Time abroad has given me a different perspective on these aspects of chain retail. A chain can be something that either restricts you or links you to others; it can provide certain comforts of home and also restricts the prosperity of unique businesses, regardless of global location.

That is something we’ve exported like the stores. When I was a young girl in Boston, I would stop at my local neighborhood store like clockwork after school. Doritos, chocolate bars and dusty soda cans would beckon me from the cramped aisles to sooth the period between school and homework, and they recognized my face and purchase preferences without the use of a computer algorithm. Today, such places are becoming increasingly rare and replaced with more 7-Elevens.

And I remember one popular and slightly grungy neighborhood coffee shop near my college alma mater; it lost a street turf battle to Starbucks, but not because it had lesser-quality coffee. Or there was the time, after a move to Los Angeles, that my taste buds were tantalized by the presence of a refreshingly normal and unpretentious diner near Santa Monica Pier that specialized in pie. A short time later, I went back in search of another slice to find the diner had faded away into Hollywood history.

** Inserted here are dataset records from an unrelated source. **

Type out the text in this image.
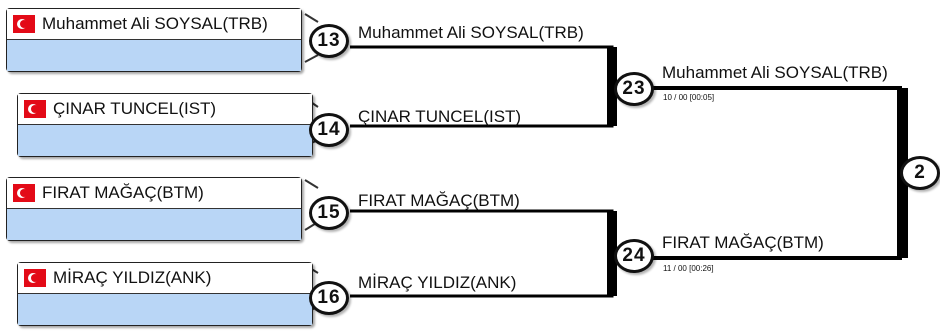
Muhammet Ali SOYSAL(TRB)
ÇINAR TUNCEL(IST)
FIRAT MAĞAÇ(BTM)
MİRAÇ YILDIZ(ANK)
13
14
15
16
Muhammet Ali SOYSAL(TRB)
ÇINAR TUNCEL(IST)
FIRAT MAĞAÇ(BTM)
MİRAÇ YILDIZ(ANK)
23
24
Muhammet Ali SOYSAL(TRB)
10 / 00 [00:05]
FIRAT MAĞAÇ(BTM)
11 / 00 [00:26]
2
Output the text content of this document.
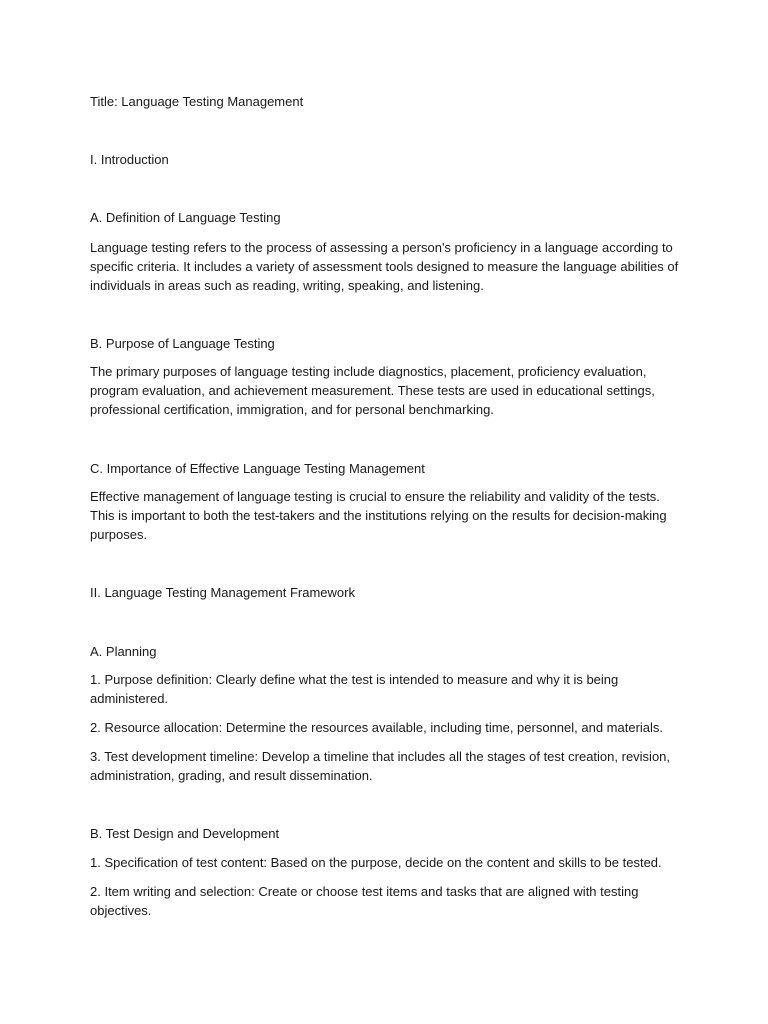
Title: Language Testing Management

I. Introduction

A. Definition of Language Testing

Language testing refers to the process of assessing a person's proficiency in a language according to specific criteria. It includes a variety of assessment tools designed to measure the language abilities of individuals in areas such as reading, writing, speaking, and listening.

B. Purpose of Language Testing

The primary purposes of language testing include diagnostics, placement, proficiency evaluation, program evaluation, and achievement measurement. These tests are used in educational settings, professional certification, immigration, and for personal benchmarking.

C. Importance of Effective Language Testing Management

Effective management of language testing is crucial to ensure the reliability and validity of the tests. This is important to both the test-takers and the institutions relying on the results for decision-making purposes.

II. Language Testing Management Framework

A. Planning

1. Purpose definition: Clearly define what the test is intended to measure and why it is being administered.

2. Resource allocation: Determine the resources available, including time, personnel, and materials.

3. Test development timeline: Develop a timeline that includes all the stages of test creation, revision, administration, grading, and result dissemination.

B. Test Design and Development

1. Specification of test content: Based on the purpose, decide on the content and skills to be tested.

2. Item writing and selection: Create or choose test items and tasks that are aligned with testing objectives.
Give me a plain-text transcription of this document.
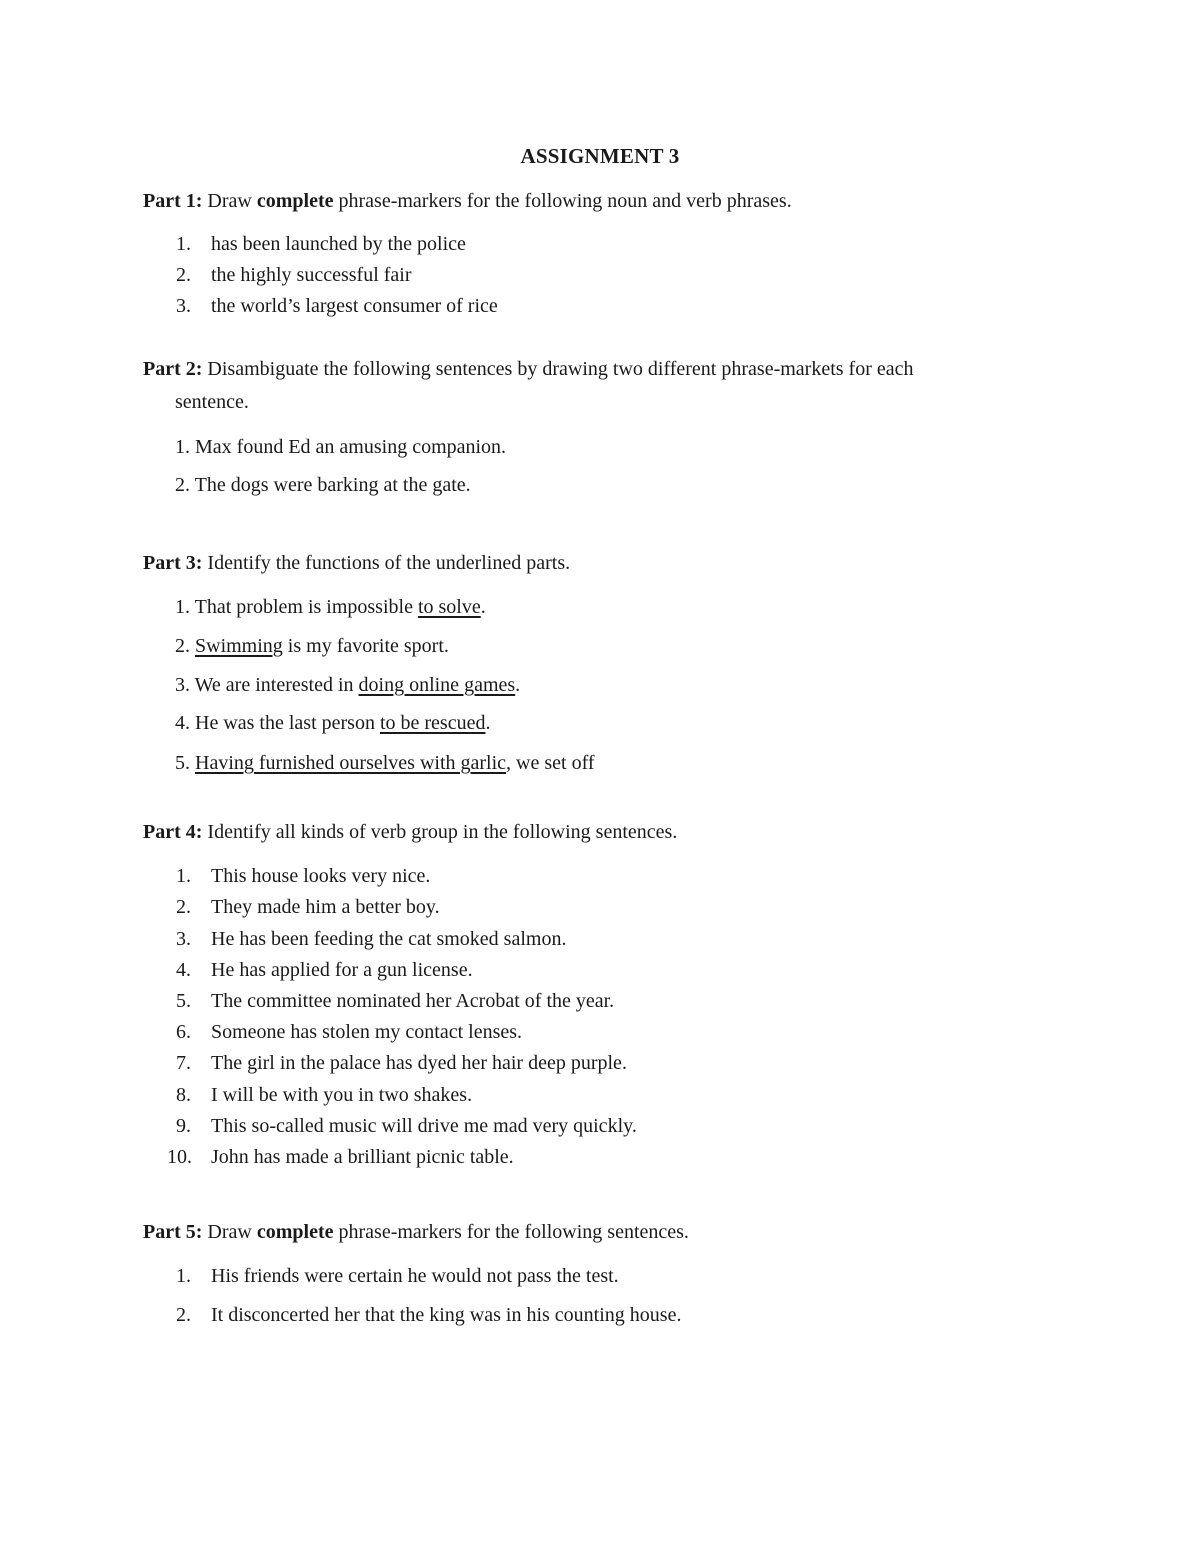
ASSIGNMENT 3
Part 1: Draw complete phrase-markers for the following noun and verb phrases.
1. has been launched by the police
2. the highly successful fair
3. the world’s largest consumer of rice
Part 2: Disambiguate the following sentences by drawing two different phrase-markets for each
sentence.
1. Max found Ed an amusing companion.
2. The dogs were barking at the gate.
Part 3: Identify the functions of the underlined parts.
1. That problem is impossible to solve.
2. Swimming is my favorite sport.
3. We are interested in doing online games.
4. He was the last person to be rescued.
5. Having furnished ourselves with garlic, we set off
Part 4: Identify all kinds of verb group in the following sentences.
1. This house looks very nice.
2. They made him a better boy.
3. He has been feeding the cat smoked salmon.
4. He has applied for a gun license.
5. The committee nominated her Acrobat of the year.
6. Someone has stolen my contact lenses.
7. The girl in the palace has dyed her hair deep purple.
8. I will be with you in two shakes.
9. This so-called music will drive me mad very quickly.
10. John has made a brilliant picnic table.
Part 5: Draw complete phrase-markers for the following sentences.
1. His friends were certain he would not pass the test.
2. It disconcerted her that the king was in his counting house.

KFC signs on Nanjing Road in Shanghai.Ariana Lindquist / Bloomberg via Getty Images

I live in Vietnam right now, which has Starbucks in addition to a strong local coffee scene, where tons of unique coffee shops dominate. At first, I thought that the coffee shop Cong CaPhe in Saigon was a solo coffee shop; it turns out that it is also a part of a chain. I guess the super cozy interior, old tattered books on the wall and wooden furniture at both locations fooled me.

Is there a solution to avoid local places being strangled by the chain? While we may have little control over the inflated commercial real estate prices that often play a hand in smothering unique stores around the world, consumers can still do our part to keep them afloat, both at home and abroad. Let’s try to treat small businesses like truly beloved family members or friends; don’t wait until they fade away to cry at their funeral. Love them now and loudly tell others how great they are while they are here. And, when abroad, try to make an effort to support the local stores, even when you need a taste of home.

Speaking of which, it is time for me to get a Banh Bao from a local cafe.